In continuing on, it’s important to recognize the current challenges of the distributed environment before they become standard in our remote future.

 

Lockdown Fatigue 

Although we will likely eventually return to some type of normalcy, lockdown fatigue and the overall negative impacts we’ve seen on remote workers’ well-being won’t just immediately go away. Sure, we may be able to grab dinner at a restaurant more freely, but remote workers will likely still spend most of their days at home by themselves. 

Because of this, many of the habits (good or bad) that we formed during quarantine may persist, if we don’t work to unlearn them. For example, financial firms are suffering from ‘lockdown fatigue’ -- but not in the way that you’d think. David Blunt, the FCA’s Head of Conduct Specialists told Reuters, that many employees are struggling to feel confident in the workplace environment, afraid to speak out or challenge opinions. 

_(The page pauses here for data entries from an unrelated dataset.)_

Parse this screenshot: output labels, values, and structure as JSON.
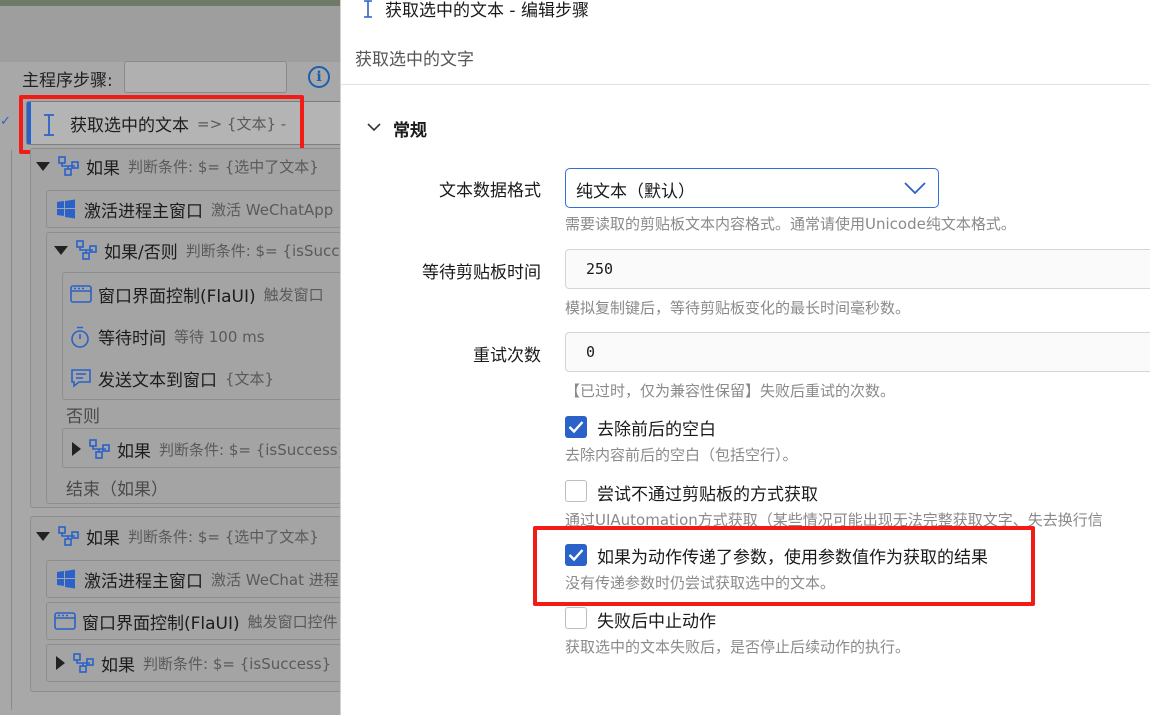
{
  "left_panel": {
    "main_steps_label": "主程序步骤:",
    "selected_step": {
      "name": "获取选中的文本",
      "detail": "=> {文本} -"
    },
    "rows": [
      {
        "name": "如果",
        "detail": "判断条件: $= {选中了文本}"
      },
      {
        "name": "激活进程主窗口",
        "detail": "激活 WeChatApp"
      },
      {
        "name": "如果/否则",
        "detail": "判断条件: $= {isSuccess}"
      },
      {
        "name": "窗口界面控制(FlaUI)",
        "detail": "触发窗口"
      },
      {
        "name": "等待时间",
        "detail": "等待 100 ms"
      },
      {
        "name": "发送文本到窗口",
        "detail": "{文本}"
      },
      {
        "name": "否则",
        "detail": ""
      },
      {
        "name": "如果",
        "detail": "判断条件: $= {isSuccess}"
      },
      {
        "name": "结束（如果）",
        "detail": ""
      },
      {
        "name": "如果",
        "detail": "判断条件: $= {选中了文本}"
      },
      {
        "name": "激活进程主窗口",
        "detail": "激活 WeChat 进程"
      },
      {
        "name": "窗口界面控制(FlaUI)",
        "detail": "触发窗口控件"
      },
      {
        "name": "如果",
        "detail": "判断条件: $= {isSuccess}"
      }
    ]
  },
  "dialog": {
    "title": "获取选中的文本  -  编辑步骤",
    "subtitle": "获取选中的文字",
    "section": "常规",
    "format": {
      "label": "文本数据格式",
      "value": "纯文本（默认）",
      "help": "需要读取的剪贴板文本内容格式。通常请使用Unicode纯文本格式。"
    },
    "wait": {
      "label": "等待剪贴板时间",
      "value": "250",
      "help": "模拟复制键后，等待剪贴板变化的最长时间毫秒数。"
    },
    "retry": {
      "label": "重试次数",
      "value": "0",
      "help": "【已过时，仅为兼容性保留】失败后重试的次数。"
    },
    "checks": [
      {
        "label": "去除前后的空白",
        "help": "去除内容前后的空白（包括空行）。",
        "checked": true
      },
      {
        "label": "尝试不通过剪贴板的方式获取",
        "help": "通过UIAutomation方式获取（某些情况可能出现无法完整获取文字、失去换行信",
        "checked": false
      },
      {
        "label": "如果为动作传递了参数，使用参数值作为获取的结果",
        "help": "没有传递参数时仍尝试获取选中的文本。",
        "checked": true
      },
      {
        "label": "失败后中止动作",
        "help": "获取选中的文本失败后，是否停止后续动作的执行。",
        "checked": false
      }
    ]
  },
  "colors": {
    "accent": "#2a62c9",
    "highlight": "#f21b16"
  }
}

He also notes that both standouts and underperformers take on massive workloads due to psychological factors. High performers aim to keep their status, while individuals who may have been considered average or low performers have issues proving themselves and changing the perception of their abilities. 

These patterns are detrimental to both the employee, creating insecurities and a diminished sense of confidence, and the employer, in the lack of collaboration and innovation. It also keeps employees firmly in their ‘place’ in the sense that they cannot break free of former reputations to become more productive, or in high performers’ case ease their impossibly heavy workloads. 

 

Is the 9-5 Dead?

In its response to implementing a new hybrid plan, Salesforce recently declared the traditional 9-5 schedule dead. Salesforce’s Chief People Officer Brent Hyder noted that the rigid schedule just doesn’t make sense anymore and an increased level of flexibility enables successful employees. The company aims to empower its employees by allowing them to work within their own schedule to figure out what works best.

This concept seems necessary when considering recent statistics illustrating a chronically overworked population. According to a recent study, remote work has led to a 2.5-hour increase in the average workday. Employees from the UK and the Netherlands were most noticeably impacted; they were found to work until 8 pm and consistently delay the ending of their days. Additionally, it’s not just personal choice, as 55% of UK employees felt they were expected to work outside of their regular hours when working remotely. 

This regular extension of the 8-hour day should not become a permanent fixture of the remote environment if companies are seeking long-term success. If employees are constantly expected to work through their nights at home, it will catch up with them and eventually lead to burnout and high turnover rates. Therefore, more companies should consider not only allowing flexibility in employees’ scheduling but also promoting a more appropriate and reasonable duration of their days to improve their overall work/life balance.

 

Setting Ourselves up for Success

Although the remote work environment seems to be functioning reasonably well for how quickly both businesses and their employees were forced to react, it was really only meant to be a temporary fix. The Financial Times recently reported on the idea that our initial adoption of remote work was actually quite different than how we would position a permanent change. 

With former technological shifts, it took time to adjust to new practices and actually see genuine productivity with change. Additionally, it takes time for society to adjust to these new norms and adapt accordingly, but in this case, we were essentially forced to adjust overnight. Therefore, the standards that we outlined, in the beginning, may not be relevant as remote life becomes more permanent. 

For example, with the initial shift of working from home, teams actually all knew one another. While it may have been difficult to connect as freely, they at least had a baseline familiarity with everyone on their team. Now, with the introduction of new employees and shifting responsibilities, individuals are forced to work with a team they may have never met. Therefore, the standards originally established may not apply to newer or less familiar team environments.

This concept points to the idea that a successful remote future will require a review of our established standards before it becomes a more permanent solution.